The report, though, was immediately rejected by the government of India. The ministry of external affairs (MEA) said that the report is “overtly prejudiced” and seeks to build a “false narrative”.
“India rejects the report. It is fallacious, tendentious and motivated. We question the intent in bringing out such a report,” the MEA spokesperson said.
Human Rights Activist Ahsaan Untoo says that the army is not following the Standard Operating Procedure (SOP) in the Valley. “The Law states that if Army has to conduct any search operations, place checkpoints or any anti-militant operation, first they have to get permission from the Jammu and Kashmir police or from the first class magistrate of the concerned district,” said Untoo.
He added that the state is under AFSPA (Armed Forces Special Powers Act) but that doesn’t mean “the Indian army can go to any extent and can humiliate the innocent people here.”
Responses from the army, police and CRPF
However, while speaking to The Kashmir Walla, Army’s Srinagar-based Defence spokesman Col. Rajesh Kalia denied that army personnel have been involved in any such incident. “These are only allegations. Mostly after we checked, the army personnel have not barged into any house or ransacked any property. It has all been found baseless,” said Kalia.
He further added that every day when there is such allegation we check on ground with stationed army officials. “Army are personnel are not involved and even in most of these cases, police is saying that army was not there,” he said.
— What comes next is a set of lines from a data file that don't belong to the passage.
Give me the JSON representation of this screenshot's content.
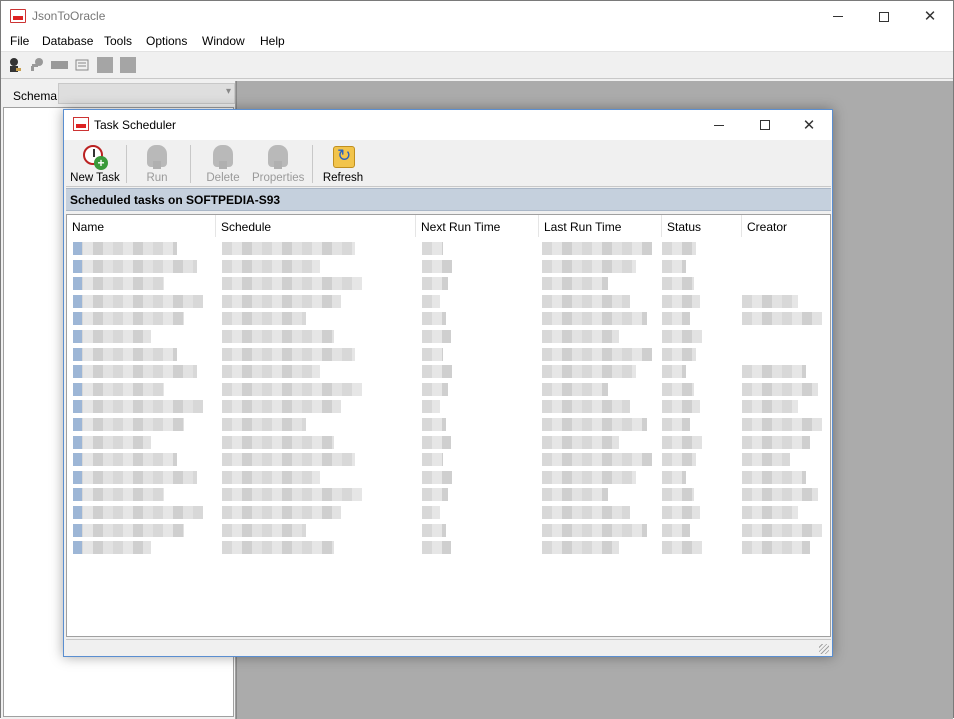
{
  "app": {
    "title": "JsonToOracle",
    "menu": [
      "File",
      "Database",
      "Tools",
      "Options",
      "Window",
      "Help"
    ],
    "toolbar_icons": [
      "connect-icon",
      "key-icon",
      "disconnect-icon",
      "query-icon",
      "grid-icon",
      "grid-icon"
    ],
    "schema_label": "Schema",
    "schema_value": ""
  },
  "dialog": {
    "title": "Task Scheduler",
    "toolbar": [
      {
        "label": "New Task",
        "icon": "new-task-icon",
        "enabled": true
      },
      {
        "label": "Run",
        "icon": "run-icon",
        "enabled": false
      },
      {
        "label": "Delete",
        "icon": "delete-icon",
        "enabled": false
      },
      {
        "label": "Properties",
        "icon": "properties-icon",
        "enabled": false
      },
      {
        "label": "Refresh",
        "icon": "refresh-icon",
        "enabled": true
      }
    ],
    "banner": "Scheduled tasks on SOFTPEDIA-S93",
    "columns": [
      "Name",
      "Schedule",
      "Next Run Time",
      "Last Run Time",
      "Status",
      "Creator"
    ]
  },
  "colors": {
    "banner_bg": "#c5d0dd",
    "dialog_border": "#5a8ed0",
    "mdi_bg": "#ababab"
  }
}
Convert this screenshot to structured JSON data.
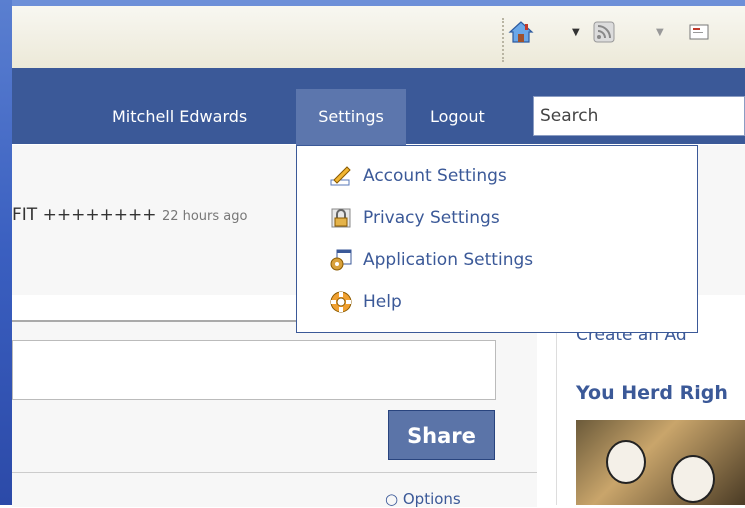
{
  "browser": {
    "toolbar_icons": [
      "home-icon",
      "feeds-icon",
      "mail-icon"
    ]
  },
  "header": {
    "user_name": "Mitchell Edwards",
    "settings_label": "Settings",
    "logout_label": "Logout",
    "search_placeholder": "Search",
    "colors": {
      "bar": "#3b5998",
      "active": "#5c76ad"
    }
  },
  "settings_menu": {
    "items": [
      {
        "label": "Account Settings",
        "icon": "pencil-ruler-icon"
      },
      {
        "label": "Privacy Settings",
        "icon": "lock-icon"
      },
      {
        "label": "Application Settings",
        "icon": "application-gear-icon"
      },
      {
        "label": "Help",
        "icon": "lifebuoy-icon"
      }
    ]
  },
  "feed": {
    "status_text": "FIT ++++++++ ",
    "status_time": "22 hours ago",
    "share_label": "Share",
    "options_label": "Options"
  },
  "sidebar": {
    "create_ad_label": "Create an Ad",
    "ad_title": "You Herd Righ"
  }
}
Senior Superintendent of Police (Pulwama) Muhammad Aslam Chaudhry told The Kashmir Walla that there a few such incidents have come to their notice but nobody has filed a complaint. “I was told by the SHO Rajpora about the incident in Shadimarg but no one came to us for lodging a proper complaint. Meanwhile, we have apprised the Army authorities about such complaints and asked to take some action.”
The Kashmir Walla also reached out to Manzoor Ahmad, the Station House Officer of Rajpora police station, who said that there is no such complaint from Shadimarg area. “No witness has come forward. When someone will come to us then only we will investigate,” he said.
On speaking to the Station House Officer of Pakharpora police station, Imtiyaz Ahmad, he said that they have no such information in the area. “It is better to speak to the army officials,” he added.
The names of the civilians mentioned in the story have been changed on their request.